Al secondo di questi, il più malinconico, che gli dice “Prima però lascia che io seppellisca mio padre”, Gesù risponde “Lascia i morti ai morti, allontanati da lì e annuncia il regno di Dio”. La tentazione - come mi piace chiamarla - del “prima però” (sono due, le tentazioni di questo tipo). Silvano Fausti usa un’immagine chiarissima per spiegare a cosa spinge la vita del Vangelo: «Chi non esce dalla madre, non nasce». Cristo è il prima di tutto. Cercate prima di tutto il regno dei cieli, tutto il resto verrà dopo e a questo è ordinato. Prima delle creature, il Creatore. Il Cantico di Francesco, che quest’anno abbiamo rievocato di continuo, è l’antidoto a ogni malinconia, perché celebra la gioia di lodare nella fragilità della creazione, la bellezza immortale del Creatore. I consacrati indivisi ricordano a tutti, con la loro vita fragile e imperfetta, che siamo destinati a Lui, che solo in Lui ci in-sempriamo.
Al terzo dei discepoli, il più “giudizioso”, che gli dice “Prima però lascia che mi congedi da quelli di casa mia”, Gesù risponde che chi guarda indietro, non è adatto per il regno di Dio. Adatto, letteralmente “messo bene”. È la seconda tentazione del “prima però”. Il giudizioso è quello che ritiene che prima di seguire Cristo, deve “darsi una sistemata”, risolvere le cose. Ma questo è solo un inganno, un trucco. La religione, vissuta come la pretesa di scavalcare il dramma della nostra mediocrità, e auto-meritarsi un posto nel regno di Dio. Vi ricordate quella canzone dei Nirvana, Come as you are? Vieni come sei. Parole che, in modo nuovo, Cristo rivolge al suo discepolo giudizioso, l’invito a seguirlo senza infingimenti: vieni come viene un amico. Per essere ricomposto nella sua originaria unità e bellezza, per essere indiviso, il cuore spezzato dell’uomo ha bisogno dello sguardo di Dio, che ha chiamato gli uomini suoi amici. A volte qualcuno incontra i frati e chiede preghiere, premettendo frasi come: Voi che siete amici di Dio, come a dire, voi che siete “più vicini a Lui”… Non ci vuole molto a capire che non è sempre vero che siamo più vicini a Dio, ma è sempre vero che la vita consacrata vive di una familiarità quotidiana con il cielo e che questa familiarità il consacrato la gusta nelle relazioni con i fratelli, a cominciare dai più poveri, nei quali vede il volto di Dio. Anni fa, un frate, ringraziando per gli auguri di buon compleanno, diceva: «Rendo grazie a Dio per il dono di essere con-sacrato, cioè per il fatto che la mia vita è resa sacra e bella con voi».

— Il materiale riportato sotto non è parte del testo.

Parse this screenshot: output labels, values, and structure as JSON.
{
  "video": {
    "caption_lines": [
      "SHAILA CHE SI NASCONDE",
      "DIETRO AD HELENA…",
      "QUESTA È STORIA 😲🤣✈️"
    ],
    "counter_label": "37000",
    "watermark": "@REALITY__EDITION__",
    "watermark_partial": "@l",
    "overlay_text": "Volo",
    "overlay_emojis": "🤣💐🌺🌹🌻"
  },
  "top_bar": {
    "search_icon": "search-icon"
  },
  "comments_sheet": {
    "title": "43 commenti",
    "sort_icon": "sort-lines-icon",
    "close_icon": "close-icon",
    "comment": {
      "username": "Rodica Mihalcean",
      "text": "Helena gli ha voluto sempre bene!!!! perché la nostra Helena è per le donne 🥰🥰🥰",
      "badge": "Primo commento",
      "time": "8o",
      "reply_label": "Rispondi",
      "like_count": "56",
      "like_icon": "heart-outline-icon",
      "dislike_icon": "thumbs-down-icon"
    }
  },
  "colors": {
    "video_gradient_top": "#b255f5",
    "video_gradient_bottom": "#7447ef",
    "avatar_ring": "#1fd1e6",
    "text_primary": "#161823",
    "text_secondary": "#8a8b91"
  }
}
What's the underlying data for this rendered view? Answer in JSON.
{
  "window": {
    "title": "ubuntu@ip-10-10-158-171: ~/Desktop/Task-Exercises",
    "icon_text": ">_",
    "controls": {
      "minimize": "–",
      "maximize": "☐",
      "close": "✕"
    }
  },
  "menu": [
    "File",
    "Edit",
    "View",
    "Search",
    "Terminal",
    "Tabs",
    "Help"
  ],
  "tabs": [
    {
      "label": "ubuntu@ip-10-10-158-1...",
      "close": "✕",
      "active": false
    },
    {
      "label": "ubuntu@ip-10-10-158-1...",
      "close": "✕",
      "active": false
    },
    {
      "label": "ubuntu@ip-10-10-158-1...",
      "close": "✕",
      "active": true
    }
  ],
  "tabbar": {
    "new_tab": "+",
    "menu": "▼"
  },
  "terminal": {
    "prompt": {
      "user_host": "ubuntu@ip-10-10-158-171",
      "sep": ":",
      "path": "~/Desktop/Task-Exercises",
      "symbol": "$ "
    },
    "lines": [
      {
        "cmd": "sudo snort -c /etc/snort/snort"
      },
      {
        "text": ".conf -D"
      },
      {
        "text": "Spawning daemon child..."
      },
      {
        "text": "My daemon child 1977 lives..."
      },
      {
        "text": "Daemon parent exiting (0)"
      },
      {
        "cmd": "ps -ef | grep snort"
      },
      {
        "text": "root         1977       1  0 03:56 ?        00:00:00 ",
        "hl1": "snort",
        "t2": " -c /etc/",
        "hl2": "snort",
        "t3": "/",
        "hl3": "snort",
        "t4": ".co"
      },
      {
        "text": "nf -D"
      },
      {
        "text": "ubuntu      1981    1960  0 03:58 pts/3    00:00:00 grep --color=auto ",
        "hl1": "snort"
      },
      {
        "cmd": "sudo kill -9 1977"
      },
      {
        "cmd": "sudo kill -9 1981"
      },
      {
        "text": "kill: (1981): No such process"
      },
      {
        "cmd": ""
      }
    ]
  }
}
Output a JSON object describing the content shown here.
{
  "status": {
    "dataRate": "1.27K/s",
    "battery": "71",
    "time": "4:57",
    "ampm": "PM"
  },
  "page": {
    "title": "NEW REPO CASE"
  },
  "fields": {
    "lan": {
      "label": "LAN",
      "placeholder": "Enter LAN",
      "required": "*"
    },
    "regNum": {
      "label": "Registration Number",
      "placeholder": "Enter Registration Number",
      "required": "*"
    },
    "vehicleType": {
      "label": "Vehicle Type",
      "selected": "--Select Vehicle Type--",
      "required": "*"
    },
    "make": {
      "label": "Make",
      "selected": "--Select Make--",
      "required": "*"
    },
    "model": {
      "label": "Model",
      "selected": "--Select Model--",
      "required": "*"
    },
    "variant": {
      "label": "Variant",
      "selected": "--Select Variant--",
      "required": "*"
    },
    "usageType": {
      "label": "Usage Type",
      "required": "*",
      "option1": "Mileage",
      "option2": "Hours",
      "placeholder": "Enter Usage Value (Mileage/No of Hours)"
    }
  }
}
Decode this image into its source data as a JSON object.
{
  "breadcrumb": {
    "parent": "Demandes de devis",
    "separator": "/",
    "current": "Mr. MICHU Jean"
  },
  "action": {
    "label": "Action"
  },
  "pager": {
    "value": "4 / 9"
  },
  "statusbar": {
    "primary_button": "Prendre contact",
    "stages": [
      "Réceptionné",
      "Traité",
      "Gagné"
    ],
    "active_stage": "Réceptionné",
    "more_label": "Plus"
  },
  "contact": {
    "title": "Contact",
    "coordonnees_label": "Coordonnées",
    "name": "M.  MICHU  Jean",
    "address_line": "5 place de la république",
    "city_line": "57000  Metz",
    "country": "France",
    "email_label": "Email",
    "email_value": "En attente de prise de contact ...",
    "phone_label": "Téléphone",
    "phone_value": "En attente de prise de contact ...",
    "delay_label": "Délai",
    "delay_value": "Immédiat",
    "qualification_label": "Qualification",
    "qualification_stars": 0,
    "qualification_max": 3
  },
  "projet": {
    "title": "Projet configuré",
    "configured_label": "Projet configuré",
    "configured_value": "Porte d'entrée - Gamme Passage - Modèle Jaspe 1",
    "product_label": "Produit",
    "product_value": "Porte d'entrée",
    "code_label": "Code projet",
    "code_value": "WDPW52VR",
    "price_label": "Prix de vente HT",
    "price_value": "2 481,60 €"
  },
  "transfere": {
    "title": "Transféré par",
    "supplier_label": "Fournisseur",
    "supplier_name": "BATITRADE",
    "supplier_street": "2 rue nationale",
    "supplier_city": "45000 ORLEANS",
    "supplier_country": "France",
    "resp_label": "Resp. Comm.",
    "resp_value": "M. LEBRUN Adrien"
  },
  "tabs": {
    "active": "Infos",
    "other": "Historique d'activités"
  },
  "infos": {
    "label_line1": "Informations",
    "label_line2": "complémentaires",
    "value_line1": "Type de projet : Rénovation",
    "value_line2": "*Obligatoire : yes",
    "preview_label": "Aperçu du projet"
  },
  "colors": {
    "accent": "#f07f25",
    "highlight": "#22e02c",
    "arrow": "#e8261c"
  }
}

Quel santo distacco che il Signore chiede ai discepoli che mettono mano all’aratro non è freddezza ma libertà, non solo verso le cose o le persone, ma anche verso se stessi: Egli chiede il coraggio di non fissarsi sulla propria storia, sul proprio passato, al punto da renderlo l’elefante nella stanza, l’obiezione contro il futuro che Dio dona e finire col rendere la propria vita un habitat non compatibile con la vita degli altri.
Se, invece, il “consacrato” esce dalla sua tana e si mette per via, piccolo malconcio e pieno di speranza come sono i figli di Dio, se lascia la logica del “prima però” e si fida più del futuro di Dio che degli scheletri del suo armadio, allora il presente sarà un giubileo perenne, anche i suoi naufragi saranno allegri, e con questa gioia sarà come quell’albero che a tutti offre riparo (Mt 13,32).